Grazel could work his guile to gods and demons, but Cicil just wasn’t that crazy. Her employer moved himself in front of her, obscuring a great deal of her panicking face from the monster hunter. “As to what we are doing this fine night as you asked sir Allman, why we were simply working to contribute to the scientific knowledge of the time.”

Grazel swept one arm towards their collection of egg filled sacks and maintained the meaningless smile that he seemed to specialize in. That might almost be believable, aside from the claptrap about scientific advancement, if a sudden rumbling in the ground and a tremendous burst of fire hadn’t erupted from the old well, melting the stones around it into so much molten rock.

Allman just raised one thick eyebrow halfway up his forehead. Grazel’s smile turned just a touch macabre as he continued. “Of course, cleaning up a bit of harmful trash is also considered a public service, I believe.”

Allman nodded, if only slightly, and Cicil’s legs unfroze just a bit, before his next words sent ice straight into her heart. “You two are not from this town and you’re not merchants. There is too little foot traffic through this village for the two of you to be here through mere coincidence. Since you scavenged the eggs fair and square, as well as taking care of the remaining eggs in the well, I will only ask this,” he looked specifically at Grazel now, completely ignoring Cicil, much to her relief. “How did you know about the wyrms?”

Grazel’s smile twitched back into a more normal, for him, expression, just as Cicil’s snapped into an angry expression at the use of the term village to describe the largest town in the area, though Grazel was still blocking her. “The same way that you did, I imagine.
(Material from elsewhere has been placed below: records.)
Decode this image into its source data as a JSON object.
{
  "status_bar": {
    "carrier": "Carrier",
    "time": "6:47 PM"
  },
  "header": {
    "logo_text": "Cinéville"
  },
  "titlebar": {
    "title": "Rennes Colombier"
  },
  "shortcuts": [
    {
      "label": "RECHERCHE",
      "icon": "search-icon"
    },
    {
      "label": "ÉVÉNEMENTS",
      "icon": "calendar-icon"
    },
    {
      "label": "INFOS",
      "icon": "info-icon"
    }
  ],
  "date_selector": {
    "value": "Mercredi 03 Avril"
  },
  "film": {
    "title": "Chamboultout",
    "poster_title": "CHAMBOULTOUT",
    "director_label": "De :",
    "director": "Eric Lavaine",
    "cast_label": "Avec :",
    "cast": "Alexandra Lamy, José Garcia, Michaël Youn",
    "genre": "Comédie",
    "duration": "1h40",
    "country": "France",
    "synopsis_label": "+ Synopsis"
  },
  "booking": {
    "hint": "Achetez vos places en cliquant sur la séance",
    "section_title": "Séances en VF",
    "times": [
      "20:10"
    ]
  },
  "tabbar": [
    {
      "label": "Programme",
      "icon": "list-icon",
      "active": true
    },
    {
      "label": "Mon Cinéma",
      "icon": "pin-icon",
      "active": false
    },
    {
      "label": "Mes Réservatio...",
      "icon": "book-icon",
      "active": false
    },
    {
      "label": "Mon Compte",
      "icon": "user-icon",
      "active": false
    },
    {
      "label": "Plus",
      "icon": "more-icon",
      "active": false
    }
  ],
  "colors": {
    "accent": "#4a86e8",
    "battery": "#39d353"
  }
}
I read about it.”

Now both of Allman’s eyebrows rose up his head. “You read it? Is the Association publishing details about secret missions now?”

Grazel bowed his head in apology. “Of course not, sir. What I mean is that I read about the temporary invasion of this town some forty years ago by a particularly unpleasant wyrm. I just assumed that, well, if big nasty had managed to reproduce, then it would require a dark, dank, and inaccessible place for those eggs to grow. I simply wondered if my theory happened to be correct.”

Allman watched him for a moment, before grinning rather toothily himself. “Well, I could hardly have reason to hold up such an exemplary person, especially when a crowd is gathering. Though as a passing recommendation, I feel that the Association could use such outstanding fellows as the two of you. I strongly advise applying.”

With that, the monster hunter withdrew as a crowd was beginning to gather after having been woken by the noise of Grazel’s explosion. Cicil, whose legs had grown shaky again at the implied threat, was quickly hurried off by Grazel and the two withdrew to the inn that they had rented a pair of rooms at earlier that day, their loot from the wyrm nest safely in hand.